My research group has a longstanding interest in open science and making our tools and datasets available. I have recently successfully passed a "10 year reproducibility challenge" of a paper written in 2008 ReScience/ten-years#1 (comment), and a 2015 paper of mine just this week was successfully reproduced at a ReproHack meeting. The work in this project will be conducted with the same view of long-term availability and reproducibility. One option is to put some of the core code for accessing the electrophysiological data into our R package, meaRtools (Gelfman et al. 2019) and use continuous integration tools during package development.

References

Betzel RF, Avena-Koenigsberger A, Goñi J, He Y, de Reus MA, Griffa A, Vértes PE, Mišic B, Thiran J-P, Hagmann P, van den Heuvel M, Zuo X-N, Bullmore ET, Sporns O (2016) Generative models of the human connectome. Neuroimage 124:1054–1064 http://dx.doi.org/10.1016/j.neuroimage.2015.09.041

Cotterill E, Charlesworth P, Thomas CW, Paulsen O, Eglen SJ (2016) A comparison of computational methods for detecting bursts in neuronal spike trains and their application to human stem cell-derived neuronal networks. J Neurophysiol 116:306–321 http://dx.doi.org/10.1152/jn.00093.2016

Eglen SJ, Weeks M, Jessop M, Simonotto J, Jackson T, Sernagor E (2014) A data repository and analysis framework for spontaneous neural activity recordings in developing retina. Gigascience 3:3 http://dx.doi.org/10.1186/2047-217X-3-3

Gelfman S, Wang Q, Lu Y-F, Hall D, Bostick CD, Dhindsa R, Halvorsen M, McSweeney KM, Cotterill E, Edinburgh T, Beaumont MA, Frankel WN, Petrovski S, Allen AS, Boland MJ, Goldstein DB, Eglen SJ (2018) meaRtools: An R package for the analysis of neuronal networks recorded on microelectrode arrays. PLoS Comput Biol 14:e1006506 http://dx.doi.org/10.1371/journal.pcbi.1006506

Your Github/Gitlab profile

https://github.com/sje30/

Why should we choose to work with you?

I have a longstanding interest in open science and reproducible research, themes that are shared with the OKFN. I had a good experience working with your team in our pilot study on retinal mosaics several years ago and wish to continue our working relationship.

What do you think are the advantages of the Frictionless Data approach towards removing the friction in working with data?

The idea of putting data into containers is very appealing and matches what has been done for computable workflows, e.g. in Docker. A key adage in computational biology is that "80% of a researcher's time is spent shuffling data from one place to another". Frictionless data should reduce that time demand significantly, and also hopefully lead to reduced errors when data from different sources are integrated.

When are you able to start and complete the work?

I plan to hire a Cambridge undergraduate (who has already been identified and would like to work on this project) to start working on this over the Summer. We are working on the assumption that most of the work will be done remotely due to COVID-19, even though the student lives in Cambridge. The bulk of the computational work should be done by mid September, leaving time hopefully for us to write up our findings for potential publication by the end of the year.

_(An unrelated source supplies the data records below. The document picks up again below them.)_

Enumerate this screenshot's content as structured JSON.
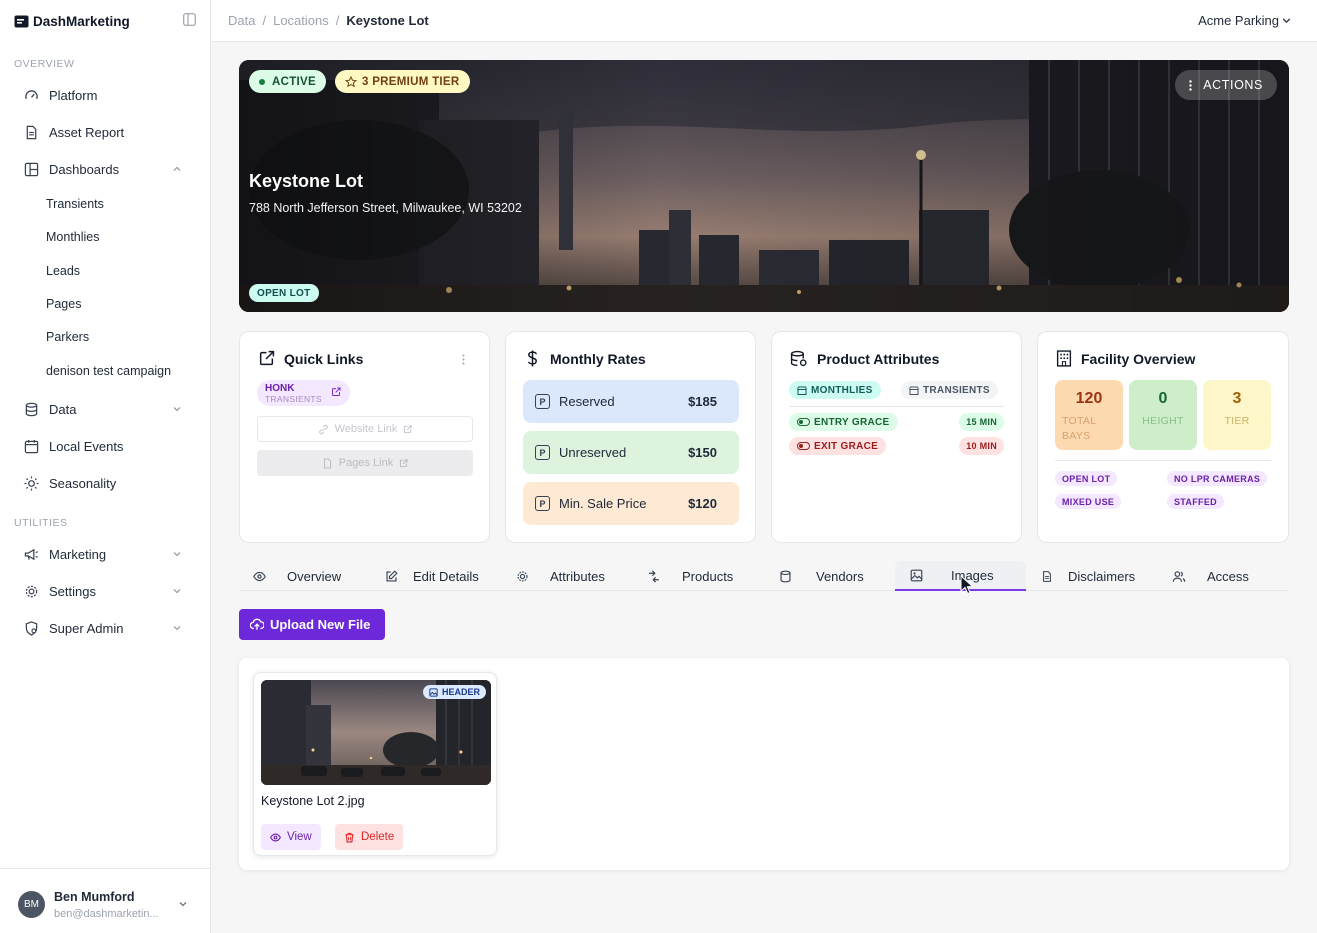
{
  "app": {
    "name": "DashMarketing"
  },
  "sidebar": {
    "sections": [
      "OVERVIEW",
      "UTILITIES"
    ],
    "items": {
      "platform": "Platform",
      "asset_report": "Asset Report",
      "dashboards": "Dashboards",
      "data": "Data",
      "local_events": "Local Events",
      "seasonality": "Seasonality",
      "marketing": "Marketing",
      "settings": "Settings",
      "super_admin": "Super Admin"
    },
    "dashboard_children": [
      "Transients",
      "Monthlies",
      "Leads",
      "Pages",
      "Parkers",
      "denison test campaign"
    ],
    "user": {
      "initials": "BM",
      "name": "Ben Mumford",
      "email": "ben@dashmarketin..."
    }
  },
  "header": {
    "breadcrumb": [
      "Data",
      "Locations",
      "Keystone Lot"
    ],
    "org": "Acme Parking"
  },
  "hero": {
    "status": "ACTIVE",
    "tier": "3 PREMIUM TIER",
    "actions": "ACTIONS",
    "title": "Keystone Lot",
    "address": "788 North Jefferson Street, Milwaukee, WI 53202",
    "lot_type": "OPEN LOT"
  },
  "quick_links": {
    "title": "Quick Links",
    "tag_main": "HONK",
    "tag_sub": "TRANSIENTS",
    "website": "Website Link",
    "pages": "Pages Link"
  },
  "monthly_rates": {
    "title": "Monthly Rates",
    "rates": [
      {
        "label": "Reserved",
        "amount": "$185",
        "color": "#dbe7fb"
      },
      {
        "label": "Unreserved",
        "amount": "$150",
        "color": "#ddf3de"
      },
      {
        "label": "Min. Sale Price",
        "amount": "$120",
        "color": "#fde9d4"
      }
    ]
  },
  "product_attributes": {
    "title": "Product Attributes",
    "monthlies": "MONTHLIES",
    "transients": "TRANSIENTS",
    "entry_grace": "ENTRY GRACE",
    "entry_value": "15 MIN",
    "exit_grace": "EXIT GRACE",
    "exit_value": "10 MIN"
  },
  "facility": {
    "title": "Facility Overview",
    "stats": [
      {
        "value": "120",
        "label": "TOTAL BAYS",
        "color": "#fdd9b0"
      },
      {
        "value": "0",
        "label": "HEIGHT",
        "color": "#cdeec9"
      },
      {
        "value": "3",
        "label": "TIER",
        "color": "#fdf6c8"
      }
    ],
    "tags": [
      "OPEN LOT",
      "NO LPR CAMERAS",
      "MIXED USE",
      "STAFFED"
    ]
  },
  "tabs": [
    "Overview",
    "Edit Details",
    "Attributes",
    "Products",
    "Vendors",
    "Images",
    "Disclaimers",
    "Access"
  ],
  "active_tab": "Images",
  "upload_label": "Upload New File",
  "image": {
    "header_badge": "HEADER",
    "filename": "Keystone Lot 2.jpg",
    "view": "View",
    "delete": "Delete"
  },
  "colors": {
    "accent": "#6d28d9",
    "active_green": "#dcfce7",
    "tier_yellow": "#fef9c3"
  }
}
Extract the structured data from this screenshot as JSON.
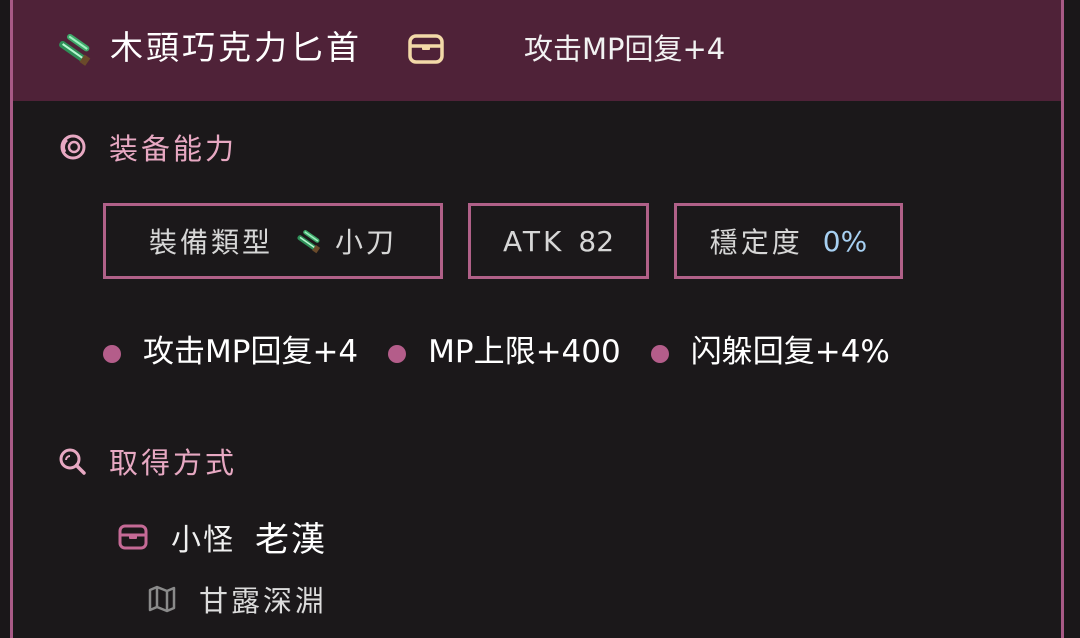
{
  "header": {
    "title": "木頭巧克力匕首",
    "effect": "攻击MP回复+4",
    "item_icon": "dagger-icon",
    "source_icon": "chest-icon"
  },
  "ability_section": {
    "heading": "装备能力",
    "icon": "swirl-icon",
    "stats": [
      {
        "label": "裝備類型",
        "value": "小刀",
        "icon": "dagger-icon"
      },
      {
        "label": "ATK",
        "value": "82"
      },
      {
        "label": "穩定度",
        "value": "0%"
      }
    ],
    "effects": [
      "攻击MP回复+4",
      "MP上限+400",
      "闪躲回复+4%"
    ]
  },
  "acquire_section": {
    "heading": "取得方式",
    "icon": "search-icon",
    "source": {
      "type": "小怪",
      "name": "老漢",
      "icon": "chest-icon"
    },
    "location": {
      "name": "甘露深淵",
      "icon": "map-icon"
    }
  },
  "colors": {
    "header_bg": "#4f2238",
    "accent": "#b06088",
    "heading_text": "#e7a8c2",
    "stat_blue": "#a7d0f2",
    "bg": "#1b181a"
  }
}
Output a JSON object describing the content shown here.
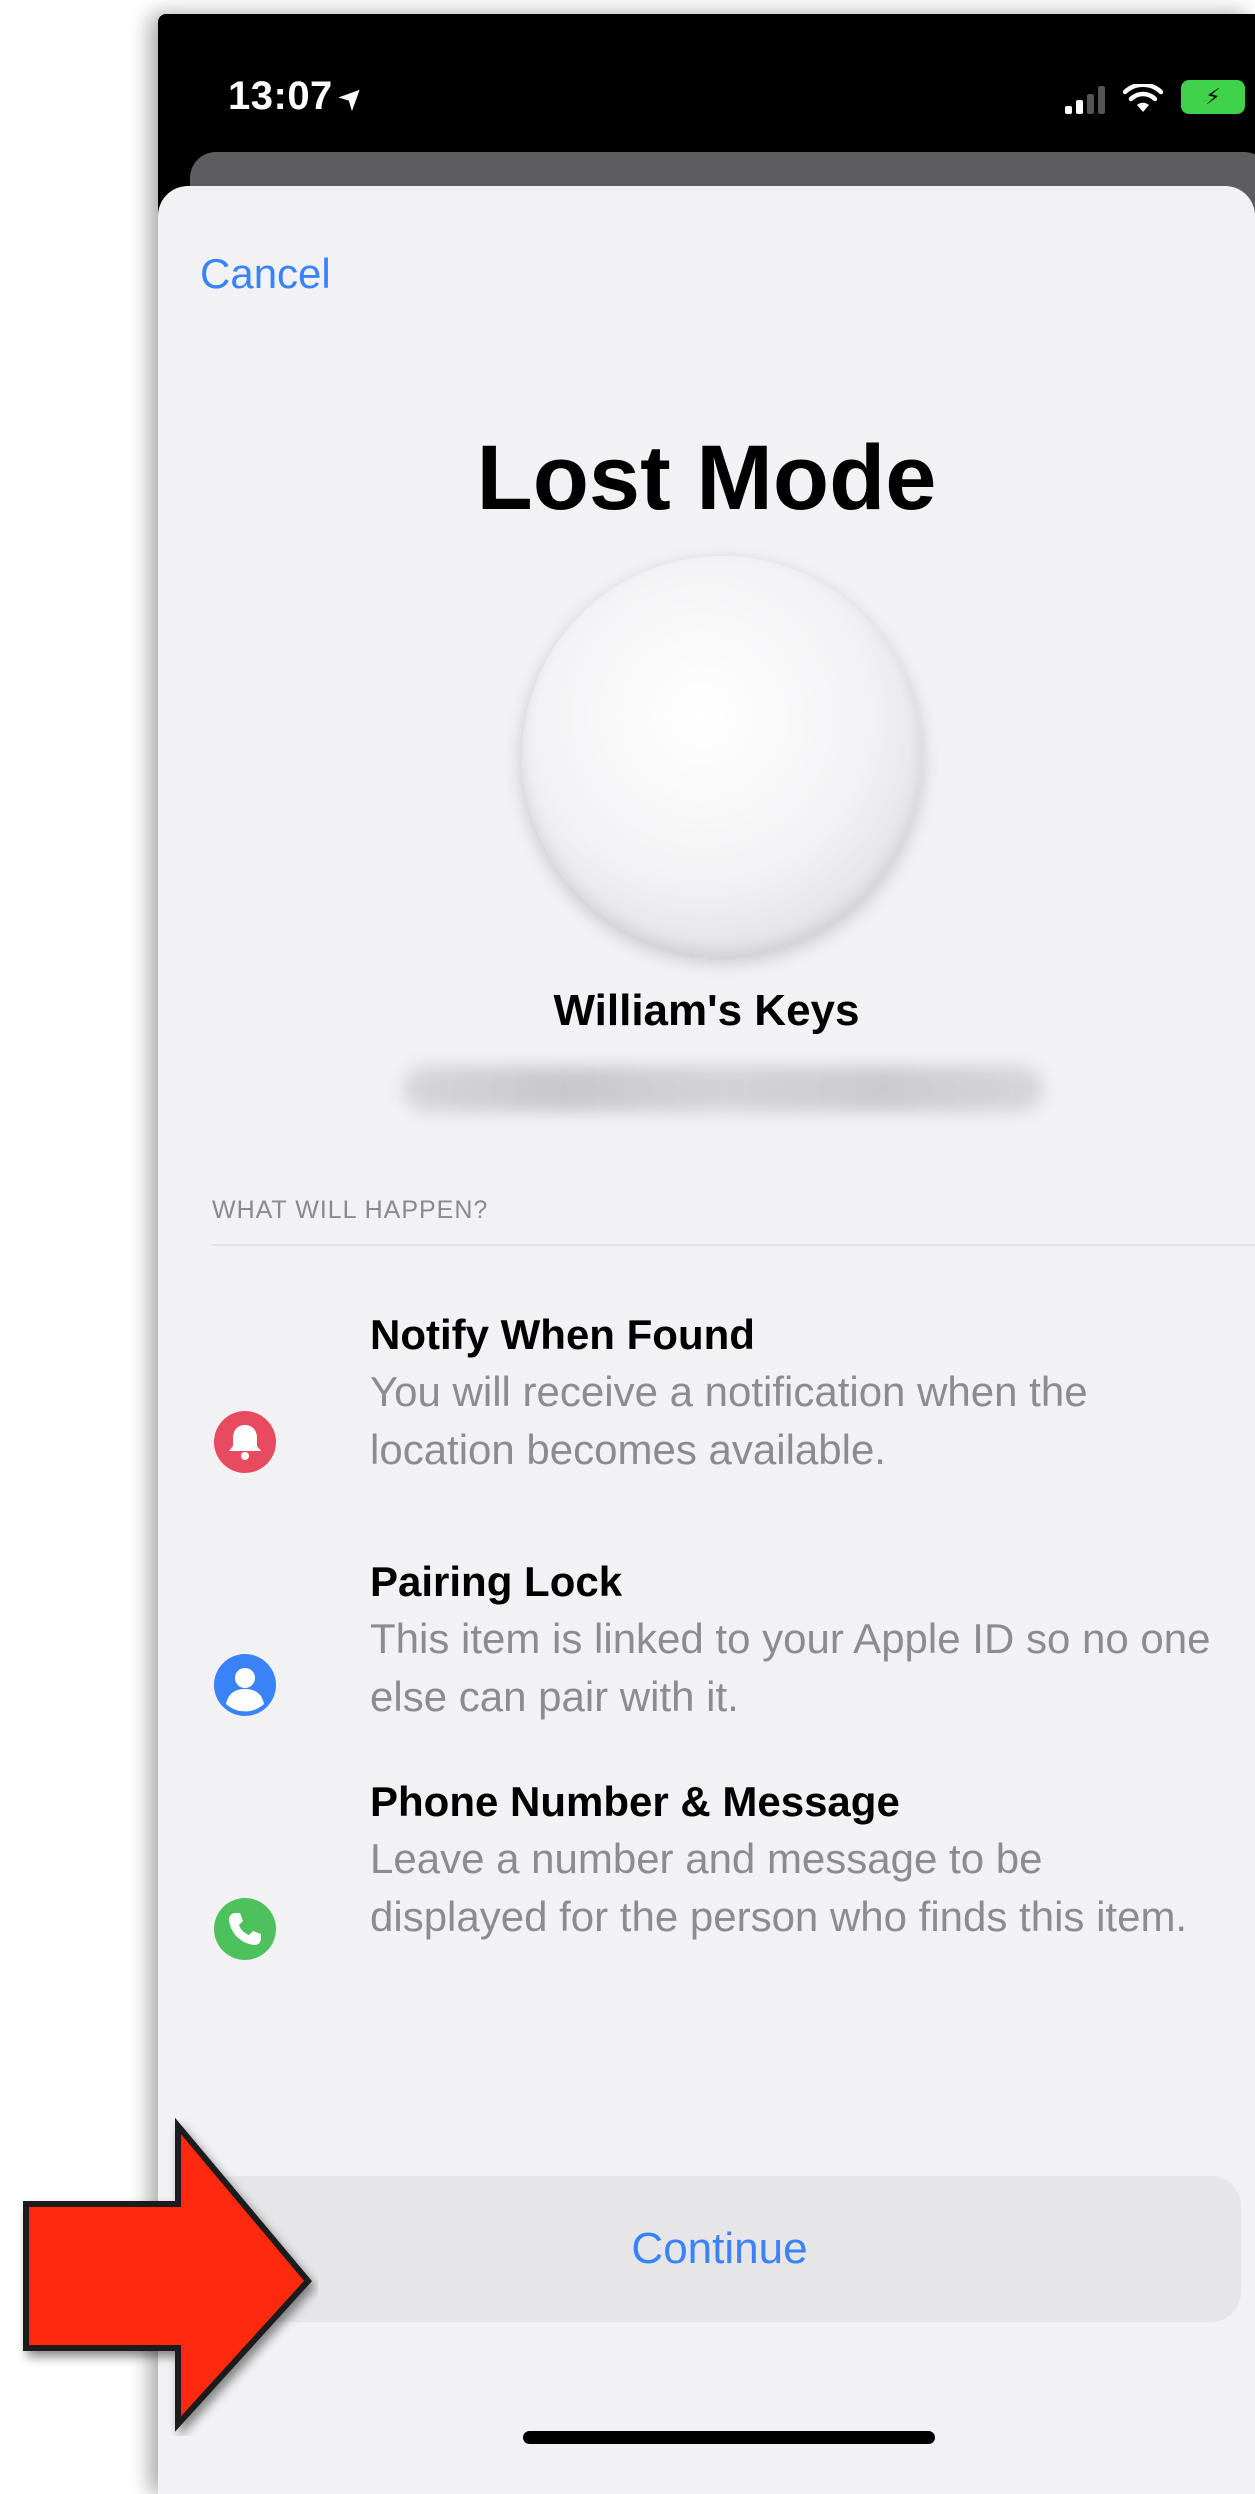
{
  "status_bar": {
    "time": "13:07",
    "location_arrow": "➤",
    "battery_glyph": "⚡"
  },
  "sheet": {
    "cancel_label": "Cancel",
    "title": "Lost Mode",
    "device_name": "William's Keys",
    "section_header": "WHAT WILL HAPPEN?",
    "features": [
      {
        "icon": "bell-icon",
        "icon_color": "#e84a5f",
        "title": "Notify When Found",
        "description": "You will receive a notification when the location becomes available."
      },
      {
        "icon": "person-icon",
        "icon_color": "#3a82f7",
        "title": "Pairing Lock",
        "description": "This item is linked to your Apple ID so no one else can pair with it."
      },
      {
        "icon": "phone-icon",
        "icon_color": "#4cc15c",
        "title": "Phone Number & Message",
        "description": "Leave a number and message to be displayed for the person who finds this item."
      }
    ],
    "continue_label": "Continue"
  },
  "colors": {
    "accent": "#3a82f7",
    "annotation_arrow": "#ff2a10"
  }
}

Is there anything else you would like to let us know?

I estimate that at least 3000 USD of the budget will be used to pay the student at standard rates for undergraduate interns at the Faculty of Mathematics at Cambridge. I would like to reserve 1000 USD to cover article processing charge at a journal like F1000 Research. Any remaining funds would be used to either hire the student for slightly longer or to support compute access and matlab licence, and for long-term storage of datasets.